The creation of sophisticated fake videos has been largely relegated to Hollywood studios or state actors. Recent advances in deep learning, however, have made it significantly easier to create sophisticated and compelling fake videos. With relatively modest amounts of data and computing power, the average person can, for example, create a video of a world leader confessing to illegal activity leading to a constitutional crisis, a military leader saying something racially insensitive leading to civil unrest in an area of military activity, or a corporate titan claiming that their profits are weak leading to global stock manipulation. These so called deep fakes pose a significant threat to our democracy, national security, and society. To contend with this growing threat, we describe a forensic technique that models facial expressions and movements that typify an individual’s speaking pattern. Although not visually apparent, these correlations are often violated by the nature of how deep-fake videos are created and can, therefore, be used for authentication.
We hypothesize that as an individual speaks, they have distinct (but probably not unique) facial expressions and movements. Given a single video as input, we begin by tracking facial and head movements and then extracting the presence and strength of specific action units [10]. We then build a novelty detection model (one-class support vector machine (SVM) [25]) that distinguishes an individual from other individuals as well as comedic impersonators and deep-fake impersonators.

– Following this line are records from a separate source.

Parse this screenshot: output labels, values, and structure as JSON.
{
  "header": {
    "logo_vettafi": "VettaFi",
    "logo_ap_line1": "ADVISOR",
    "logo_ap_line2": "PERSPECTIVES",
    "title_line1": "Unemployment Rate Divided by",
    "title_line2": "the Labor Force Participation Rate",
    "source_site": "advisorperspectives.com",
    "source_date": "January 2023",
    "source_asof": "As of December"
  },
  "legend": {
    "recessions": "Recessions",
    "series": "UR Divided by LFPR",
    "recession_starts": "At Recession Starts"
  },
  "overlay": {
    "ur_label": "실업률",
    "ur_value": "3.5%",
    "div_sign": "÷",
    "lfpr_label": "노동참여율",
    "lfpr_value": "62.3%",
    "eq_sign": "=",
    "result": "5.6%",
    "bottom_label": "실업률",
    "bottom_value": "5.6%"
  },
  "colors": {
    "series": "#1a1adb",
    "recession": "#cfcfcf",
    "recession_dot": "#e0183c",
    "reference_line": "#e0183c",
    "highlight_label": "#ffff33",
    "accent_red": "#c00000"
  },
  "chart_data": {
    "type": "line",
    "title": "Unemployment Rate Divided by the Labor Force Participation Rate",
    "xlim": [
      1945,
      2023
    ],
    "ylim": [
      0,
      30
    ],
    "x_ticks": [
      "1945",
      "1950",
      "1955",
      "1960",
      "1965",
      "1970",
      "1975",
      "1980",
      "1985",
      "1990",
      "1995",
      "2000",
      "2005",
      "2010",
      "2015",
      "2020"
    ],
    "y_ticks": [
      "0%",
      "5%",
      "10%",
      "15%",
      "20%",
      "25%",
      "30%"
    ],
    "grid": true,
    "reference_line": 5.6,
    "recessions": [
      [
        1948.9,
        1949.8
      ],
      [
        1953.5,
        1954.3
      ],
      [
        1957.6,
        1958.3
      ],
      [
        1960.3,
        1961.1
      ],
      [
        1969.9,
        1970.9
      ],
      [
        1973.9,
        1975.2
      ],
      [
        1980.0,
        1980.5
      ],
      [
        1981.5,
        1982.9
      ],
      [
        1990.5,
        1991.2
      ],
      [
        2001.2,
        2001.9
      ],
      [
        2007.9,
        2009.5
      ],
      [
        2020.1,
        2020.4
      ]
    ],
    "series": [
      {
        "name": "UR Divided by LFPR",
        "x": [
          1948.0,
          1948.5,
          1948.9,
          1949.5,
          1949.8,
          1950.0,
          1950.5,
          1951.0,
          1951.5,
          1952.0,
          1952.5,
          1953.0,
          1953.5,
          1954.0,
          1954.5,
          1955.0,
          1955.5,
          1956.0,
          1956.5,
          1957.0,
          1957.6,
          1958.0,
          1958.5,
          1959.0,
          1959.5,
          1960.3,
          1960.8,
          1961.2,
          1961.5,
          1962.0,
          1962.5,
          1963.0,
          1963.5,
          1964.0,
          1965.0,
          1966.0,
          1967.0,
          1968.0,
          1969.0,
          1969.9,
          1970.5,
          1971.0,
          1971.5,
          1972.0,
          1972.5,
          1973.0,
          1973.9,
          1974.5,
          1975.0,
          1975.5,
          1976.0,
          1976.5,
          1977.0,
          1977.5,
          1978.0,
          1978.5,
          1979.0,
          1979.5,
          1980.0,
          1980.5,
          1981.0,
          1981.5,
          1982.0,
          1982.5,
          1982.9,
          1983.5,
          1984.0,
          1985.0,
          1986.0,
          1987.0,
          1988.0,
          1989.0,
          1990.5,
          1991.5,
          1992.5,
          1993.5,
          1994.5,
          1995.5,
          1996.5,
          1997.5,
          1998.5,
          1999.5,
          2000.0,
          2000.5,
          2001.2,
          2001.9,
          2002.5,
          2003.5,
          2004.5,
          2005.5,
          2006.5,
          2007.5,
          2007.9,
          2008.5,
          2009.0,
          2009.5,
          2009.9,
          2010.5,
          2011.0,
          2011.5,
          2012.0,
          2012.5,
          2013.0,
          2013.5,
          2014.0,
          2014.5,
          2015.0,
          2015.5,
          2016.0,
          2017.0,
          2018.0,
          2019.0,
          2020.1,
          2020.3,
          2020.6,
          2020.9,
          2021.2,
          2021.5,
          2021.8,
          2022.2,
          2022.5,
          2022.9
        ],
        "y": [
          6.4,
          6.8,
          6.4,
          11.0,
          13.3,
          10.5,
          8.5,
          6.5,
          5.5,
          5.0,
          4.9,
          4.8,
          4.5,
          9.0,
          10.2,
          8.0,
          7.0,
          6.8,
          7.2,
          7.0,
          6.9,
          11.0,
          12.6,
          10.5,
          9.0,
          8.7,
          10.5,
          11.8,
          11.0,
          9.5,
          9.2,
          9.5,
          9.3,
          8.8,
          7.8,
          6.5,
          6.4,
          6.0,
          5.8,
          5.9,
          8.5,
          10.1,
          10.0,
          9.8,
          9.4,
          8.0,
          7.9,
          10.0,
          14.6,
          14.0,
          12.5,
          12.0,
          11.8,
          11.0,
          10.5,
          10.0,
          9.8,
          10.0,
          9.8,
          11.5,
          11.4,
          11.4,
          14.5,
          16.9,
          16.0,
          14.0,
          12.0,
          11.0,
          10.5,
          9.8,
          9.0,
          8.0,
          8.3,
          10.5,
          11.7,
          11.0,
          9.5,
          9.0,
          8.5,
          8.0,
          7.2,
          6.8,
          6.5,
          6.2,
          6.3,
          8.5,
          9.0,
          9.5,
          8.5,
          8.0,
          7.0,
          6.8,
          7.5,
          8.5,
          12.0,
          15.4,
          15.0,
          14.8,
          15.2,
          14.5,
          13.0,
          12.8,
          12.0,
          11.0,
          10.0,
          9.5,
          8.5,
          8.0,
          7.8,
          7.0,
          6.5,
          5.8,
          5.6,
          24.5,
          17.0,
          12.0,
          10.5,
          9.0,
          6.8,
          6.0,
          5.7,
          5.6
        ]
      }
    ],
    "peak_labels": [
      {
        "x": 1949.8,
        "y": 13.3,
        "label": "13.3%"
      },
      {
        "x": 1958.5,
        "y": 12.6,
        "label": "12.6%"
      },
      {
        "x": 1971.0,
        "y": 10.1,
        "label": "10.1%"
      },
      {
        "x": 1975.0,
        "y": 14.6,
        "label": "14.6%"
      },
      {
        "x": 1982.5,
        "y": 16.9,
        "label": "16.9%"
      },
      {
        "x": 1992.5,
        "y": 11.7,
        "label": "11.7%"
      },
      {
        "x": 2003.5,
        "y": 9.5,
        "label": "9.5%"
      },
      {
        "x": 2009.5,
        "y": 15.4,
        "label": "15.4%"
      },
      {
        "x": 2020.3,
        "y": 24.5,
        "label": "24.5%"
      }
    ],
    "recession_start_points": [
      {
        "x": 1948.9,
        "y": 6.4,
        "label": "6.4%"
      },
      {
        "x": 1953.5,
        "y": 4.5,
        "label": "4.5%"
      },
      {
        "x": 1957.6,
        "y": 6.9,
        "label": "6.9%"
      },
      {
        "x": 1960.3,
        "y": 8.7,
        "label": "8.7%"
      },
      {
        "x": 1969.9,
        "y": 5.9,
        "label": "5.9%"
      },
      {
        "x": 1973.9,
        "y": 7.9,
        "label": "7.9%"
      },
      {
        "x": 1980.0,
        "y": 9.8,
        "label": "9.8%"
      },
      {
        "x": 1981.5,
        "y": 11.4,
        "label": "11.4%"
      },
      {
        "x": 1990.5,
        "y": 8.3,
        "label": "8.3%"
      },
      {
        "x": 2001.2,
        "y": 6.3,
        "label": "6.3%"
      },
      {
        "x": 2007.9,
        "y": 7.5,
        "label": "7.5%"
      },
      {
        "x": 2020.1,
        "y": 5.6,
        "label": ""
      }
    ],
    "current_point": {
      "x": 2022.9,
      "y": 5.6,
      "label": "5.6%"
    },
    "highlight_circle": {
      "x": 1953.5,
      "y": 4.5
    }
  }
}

Shown in Figure 3 is a 2-D t-SNE [17] visualization of the 190-dimensional features for Hillary Clinton, Barack Obama, Bernie Sanders, Donald Trump, Elizabeth Warren, random people [23], and lip-sync deep fake of Barack Obama. Notice that in this low-dimensional representation, the POIs are well separated from each other. This shows that the proposed correlations of action units and head movements can be used to discriminate between individuals. We also note that this visualization supports the decision to use a one-class support vector machine (SVM). In particular, were we to train a two-class SVM to distinguish Barack Obama (light gray) from random people (pink), then this classifier would almost entirely misclassify deep fakes (dark gray with black border).
The performance of each POI-specific model is tested using the POI-specific comedic impersonators and deep fakes, Section 2.2. We report the testing accuracy as the area under the curve (AUC) of the receiver operating characteristic (ROC) curve and the true positive rate (TPR) of correctly recognizing an original at fixed false positive rates (FPR) of 1%, 5%, and 10%. These accuracies are reported for both the 10-second clips and the full-video segments. A video segment is classified based on the median SVM score of all overlapping 10-second clips. We first present a detailed analysis of the original and fake Barack Obama videos, followed by an analysis of the other POIs.